Арестанты остановились. Чекисты были живы. Ихъ преступленiе — сломанныя въ землянкѣ двери и выбитыя окна, сейчасъ будутъ обнаружены и жесточайшiя кары послѣдуютъ за самовольный уходъ изъ казармы. Шедшiе къ палямъ стали пятится назадъ.
— Подыхать надо было намъ, а не своевольничать, — съ тяжелымъ вздохомъ прошепталъ Коровай.
— Все одно, тамъ ли, тутъ ли, подохнуть, всегда успѣемъ.
Селиверстовъ и съ нимъ два человѣка изъ другой землянки, кто былъ посмѣлѣе, вошли за проволоку и, крадучись по надъ заборомъ, направились къ главнымъ воротамъ. Они заглянули въ нихъ. Кажется, и правда — ничего особеннаго не произошло.
Внѣшняя охрана, около сотни дюжихъ парней, набранныхъ изъ проштрафившихся чекистовъ, все больше уголовники, убійцы, воры, грабители, насильники, присланные сюда, чтобы издѣвательствомъ надъ совѣтскими каторжанами смыть свои преступленiя и доказать вѣрность совѣтской власти, народъ до нельзя грубый и развращенныи властью надъ жизнью и смертью тысячъ подчиненныхъ имъ каторжанъ, люди крѣпкiе и здоровые, стояли въ двѣ шеренги на вытяжку. Противъ ихъ фронта, похаживалъ высокiй, статный человѣкъ съ сѣдыми волосами, въ кожаной курткѣ, хорошо, ладно одѣтый, вѣроятно, тотъ старшiй чекистъ или самъ комиссаръ, кого видѣлъ Ѳома Ѳомичъ прилетѣвшимъ на аэропланѣ. Сзади него, какъ помощникъ или секретарь, былъ, такой же высокiй стройный человѣкъ съ сильно загорѣлымъ лицомъ. На немъ была написана четкая офицерская исполнительность. Селиверстовъ опытнымъ, наметаннымъ глазомъ. сейчасъ же опредѣлилъ: — изъ старыхъ кадровыхъ офицеровъ. «Эти», — подумалъ онъ, — «хуже всего. Исполнительны, вѣрны и безстрастны».
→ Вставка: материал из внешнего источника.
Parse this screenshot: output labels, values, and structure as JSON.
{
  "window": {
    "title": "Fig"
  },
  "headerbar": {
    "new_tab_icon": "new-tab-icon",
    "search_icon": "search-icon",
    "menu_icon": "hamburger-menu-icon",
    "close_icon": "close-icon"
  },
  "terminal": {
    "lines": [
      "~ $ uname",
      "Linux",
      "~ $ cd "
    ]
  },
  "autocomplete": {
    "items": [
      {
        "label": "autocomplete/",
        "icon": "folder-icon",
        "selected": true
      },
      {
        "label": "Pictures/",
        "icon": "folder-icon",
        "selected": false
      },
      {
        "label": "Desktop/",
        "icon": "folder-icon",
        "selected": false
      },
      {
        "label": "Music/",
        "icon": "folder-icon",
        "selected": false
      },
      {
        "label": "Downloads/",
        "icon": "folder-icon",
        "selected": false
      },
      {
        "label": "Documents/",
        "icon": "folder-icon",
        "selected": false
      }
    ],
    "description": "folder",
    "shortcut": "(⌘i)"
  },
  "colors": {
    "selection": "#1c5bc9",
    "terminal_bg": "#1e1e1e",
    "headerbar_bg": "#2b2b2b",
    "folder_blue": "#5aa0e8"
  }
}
Но дѣло было сдѣлано. Семь бѣдъ — одинъ отвѣтъ. Любопытство было сильнѣе страха, и Селиверстовъ сталъ прислушиваться къ тому, что говорилъ прилетѣвшiй вчера. Это было нетрудно. Высокiй сѣдой человѣкъ говорилъ, какъ власть имущiй, громко и рѣзко, отчетливо выговаривая слова, какъ, бывало, въ Императорской армiи отдавали приказанiя полку хорошiе полковые командиры. Да и самъ онъ умѣло держался передъ фронтомъ. Пройдетъ тихо вдоль него, остановится, оглянетъ людей и продолжаетъ говорить. И это не рѣчь, нѣтъ, отнюдь не рѣчь съ ея неизмѣннымъ и часто дешевымъ краснорѣчiемъ, но это приказанiя и угрозы.
— Вы видѣли, что было въ комиссарской казармѣ, - говорилъ сѣдой человѣкъ. — Еще худшее будетъ съ вами при малѣйшей вашей попыткѣ сопротивляться или при неисполненiи моихъ приказанiй. Я васъ такой смертiю казню, какая даже и вамъ не снилась …
— Понимаемъ, — глухо прокатилось по шеренгамъ.
— Потрудитесь снять ваши револьверы и патронташи и сложить ваши винтовки и все оружiе вотъ на этомъ мѣстѣ подъ охрану … Подъ охрану …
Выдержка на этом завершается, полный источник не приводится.